12 junio, 2026

La fundación pontificia Ayuda a la Iglesia Necesitada (ACN), que opera bajo la inspiración y el compromiso pastoral del Papa León XIV, ha emitido un urgente llamamiento para salvaguardar a la población de Tiro, en el sur del Líbano. La petición surge tras una serie de bombardeos perpetrados por Israel el pasado 9 de junio, que dejaron un saldo de al menos nueve fallecidos y decenas de heridos, intensificando la ya precaria situación humanitaria en la región. El impacto de estos ataques no solo ha cobrado vidas y generado sufrimiento, sino que también ha afectado gravemente el vasto patrimonio cultural de la zona, una dimensión que ACN ha enfatizado en su pronunciamiento.

Regina Lynch, presidenta ejecutiva de ACN, articuló la preocupación de la organización con una clara apelación a la comunidad internacional y a las partes involucradas. “Hacemos un llamado a todos aquellos que tienen responsabilidad e influencia para que hagan todo lo posible por evitar más sufrimiento, desplazamientos y destrucción”, afirmó Lynch. Subrayó la imperiosa necesidad de respetar la dignidad humana en medio del conflicto y de garantizar la protección de la población civil, así como la integridad de los lugares religiosos y las históricas comunidades que han habitado Tiro por siglos.

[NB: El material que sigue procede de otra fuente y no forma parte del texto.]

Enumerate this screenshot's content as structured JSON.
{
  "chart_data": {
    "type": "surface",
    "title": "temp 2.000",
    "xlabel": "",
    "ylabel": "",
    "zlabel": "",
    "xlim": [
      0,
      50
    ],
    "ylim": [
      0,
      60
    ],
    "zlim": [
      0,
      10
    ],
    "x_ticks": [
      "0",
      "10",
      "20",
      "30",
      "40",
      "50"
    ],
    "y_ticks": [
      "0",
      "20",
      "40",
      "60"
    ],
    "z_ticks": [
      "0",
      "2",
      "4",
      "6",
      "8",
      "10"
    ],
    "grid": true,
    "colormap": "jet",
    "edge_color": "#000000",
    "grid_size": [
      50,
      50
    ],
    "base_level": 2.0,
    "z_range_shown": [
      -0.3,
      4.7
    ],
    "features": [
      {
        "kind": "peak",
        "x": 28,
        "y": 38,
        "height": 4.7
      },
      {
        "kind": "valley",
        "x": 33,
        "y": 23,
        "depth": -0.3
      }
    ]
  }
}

La situación en Tiro es particularmente alarmante dada su relevancia histórica y espiritual. La ciudad costera posee un legado milenario que la conecta profundamente con la historia del cristianismo, albergando iglesias y barrios antiguos que son testimonio viviente de una fe arraigada desde tiempos apostólicos. La UNESCO, reconociendo su valor incalculable, la declaró Patrimonio de la Humanidad en 1984. Este estatus, sin embargo, no ha logrado blindarla de las consecuencias del conflicto regional, poniendo en riesgo no solo vidas humanas sino también un fragmento vital de la herencia cultural y religiosa de la humanidad.

El pronunciamiento de Lynch se produce después de recibir un mensaje directo del Arzobispo greco-católico melquita de Tiro, Monseñor Georges Iskandar, quien expresó su profunda inquietud por la seguridad de sus feligreses y la preservación de la presencia cristiana. “Nos preocupa especialmente la seguridad de los habitantes del histórico barrio cristiano y la preservación de una presencia cristiana arraigada en Tiro desde los tiempos apostólicos”, reiteró Lynch, destacando el vínculo duradero de ACN con estas comunidades.

La organización pontificia ha mantenido una relación estrecha y activa con la población de Tiro durante muchos años, brindando asistencia y apoyo constante. “Conocemos personalmente a estas comunidades. Hemos visitado sus hogares, rezado en sus iglesias y sido testigos de su determinación por mantener una presencia cristiana en esta ciudad histórica a pesar de las numerosas dificultades”, enfatizó Lynch, recalcando el compromiso personal y la comprensión profunda de ACN hacia los desafíos que enfrentan los habitantes de la región.

La labor de Ayuda a la Iglesia Necesitada, como fundación dependiente de la Santa Sede, se inscribe en la visión pastoral del Santo Padre León XIV, quien ha reiterado en múltiples ocasiones su llamado a la paz y a la protección de los más vulnerables en zonas de conflicto. Este compromiso global de la Iglesia, articulado a través de organizaciones como ACN, busca no solo la ayuda material sino también el acompañamiento espiritual y moral de las comunidades que sufren persecución o violencia. La voz de ACN en este contexto resuena como un eco del magisterio del Papa León, que aboga por el diálogo, el cese de hostilidades y la construcción de la paz en las regiones azotadas por la guerra.

Para concluir su llamamiento, Lynch invitó a los fieles de todo el mundo a unirse en oración por el pueblo de Tiro y por todo el Líbano. “Rezamos por la paz, la seguridad y la estabilidad, y reafirmamos nuestro compromiso de permanecer junto a la Iglesia local mientras continúa sirviendo a quienes se ven afectados por el miedo, la incertidumbre y el conflicto”, concluyó la presidenta ejecutiva de ACN. La organización se mantiene firme en su misión de apoyar a las comunidades cristianas que, pese a las adversidades, luchan por preservar su fe y su identidad en una de las regiones más volátiles del planeta.